SpaceX has beat out the United Launch Alliance to win its second launch contract from the US Air Force. The contract, valued at $96.5 million, entails launching the Air Force’s third GPS III satellite sometime in 2019.
It’s the second time that SpaceX has won a launch contract from the military, but it’s the first time that the company competed with ULA for the gig. SpaceX received certification to launch military satellites in 2015 and then won its first Air Force launch contract in April 2016: a contract valued at $87.2 million to launch the military’s second GPS-III satellite. However, SpaceX essentially won the contract by default, since ULA — the only other launch provider certified to launch Air Force satellites — declined to bid for it. “SpaceX is proud to have been selected to support this important National Security Space Mission,” SpaceX President Gwynne Shotwell said in a statement. “We appreciate the confidence that the U.S. Air Force has placed in our company and we look forward to working together towards the successful launch of another GPS-III mission."

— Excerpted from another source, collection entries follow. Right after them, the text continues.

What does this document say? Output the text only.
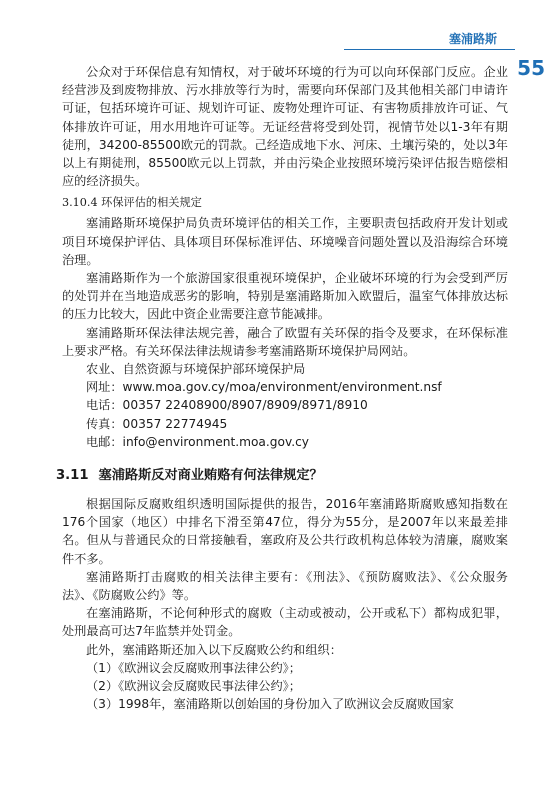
塞浦路斯
55

公众对于环保信息有知情权，对于破坏环境的行为可以向环保部门反应。企业经营涉及到废物排放、污水排放等行为时，需要向环保部门及其他相关部门申请许可证，包括环境许可证、规划许可证、废物处理许可证、有害物质排放许可证、气体排放许可证，用水用地许可证等。无证经营将受到处罚，视情节处以1-3年有期徒刑，34200-85500欧元的罚款。己经造成地下水、河床、土壤污染的，处以3年以上有期徒刑，85500欧元以上罚款，并由污染企业按照环境污染评估报告赔偿相应的经济损失。

3.10.4 环保评估的相关规定

塞浦路斯环境保护局负责环境评估的相关工作，主要职责包括政府开发计划或项目环境保护评估、具体项目环保标准评估、环境噪音问题处置以及沿海综合环境治理。

塞浦路斯作为一个旅游国家很重视环境保护，企业破坏环境的行为会受到严厉的处罚并在当地造成恶劣的影响，特别是塞浦路斯加入欧盟后，温室气体排放达标的压力比较大，因此中资企业需要注意节能减排。

塞浦路斯环保法律法规完善，融合了欧盟有关环保的指令及要求，在环保标准上要求严格。有关环保法律法规请参考塞浦路斯环境保护局网站。

农业、自然资源与环境保护部环境保护局

网址：www.moa.gov.cy/moa/environment/environment.nsf

电话：00357 22408900/8907/8909/8971/8910

传真：00357 22774945

电邮：info@environment.moa.gov.cy

3.11 塞浦路斯反对商业贿赂有何法律规定？

根据国际反腐败组织透明国际提供的报告，2016年塞浦路斯腐败感知指数在176个国家（地区）中排名下滑至第47位，得分为55分，是2007年以来最差排名。但从与普通民众的日常接触看，塞政府及公共行政机构总体较为清廉，腐败案件不多。

塞浦路斯打击腐败的相关法律主要有：《刑法》、《预防腐败法》、《公众服务法》、《防腐败公约》等。

在塞浦路斯，不论何种形式的腐败（主动或被动，公开或私下）都构成犯罪，处刑最高可达7年监禁并处罚金。

此外，塞浦路斯还加入以下反腐败公约和组织：

（1）《欧洲议会反腐败刑事法律公约》；

（2）《欧洲议会反腐败民事法律公约》；

（3）1998年，塞浦路斯以创始国的身份加入了欧洲议会反腐败国家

In fact, ULA, a joint venture between Boeing and Lockheed Martin, has been the sole launcher of military satellites for the past decade. But when it came time to compete with SpaceX for an Air Force launch contract, ULA claimed that it would not have its main rocket, the Atlas V, available for the mission due to restrictions from Congress. Additionally, a former ULA executive claimed that the company didn’t want to get into a “cost shootout” with SpaceX. However, ULA said it would compete for the third GPS III satellite.
And there could be even more SpaceX and ULA competitions coming up. The contract that SpaceX won today was the second of nine launch contracts the Air Force plans to put up for bid through 2017. And it’s hard to ignore the cost differences between the two companies. SpaceX claims that one launch of its Falcon 9 rocket starts at $62 million, while the baseline price of the simplest version of an Atlas V starts at $109 million, according to ULA CEO Tory Bruno. And just a year ago, the Atlas V was starting at $184 million. However, ULA has argued that the Air Force should factor in reliability and not just cost when making decisions about which vehicles will launch military satellites.
3/15/17 11:02 a.m. ET Update: This story has been updated to include a statement from SpaceX.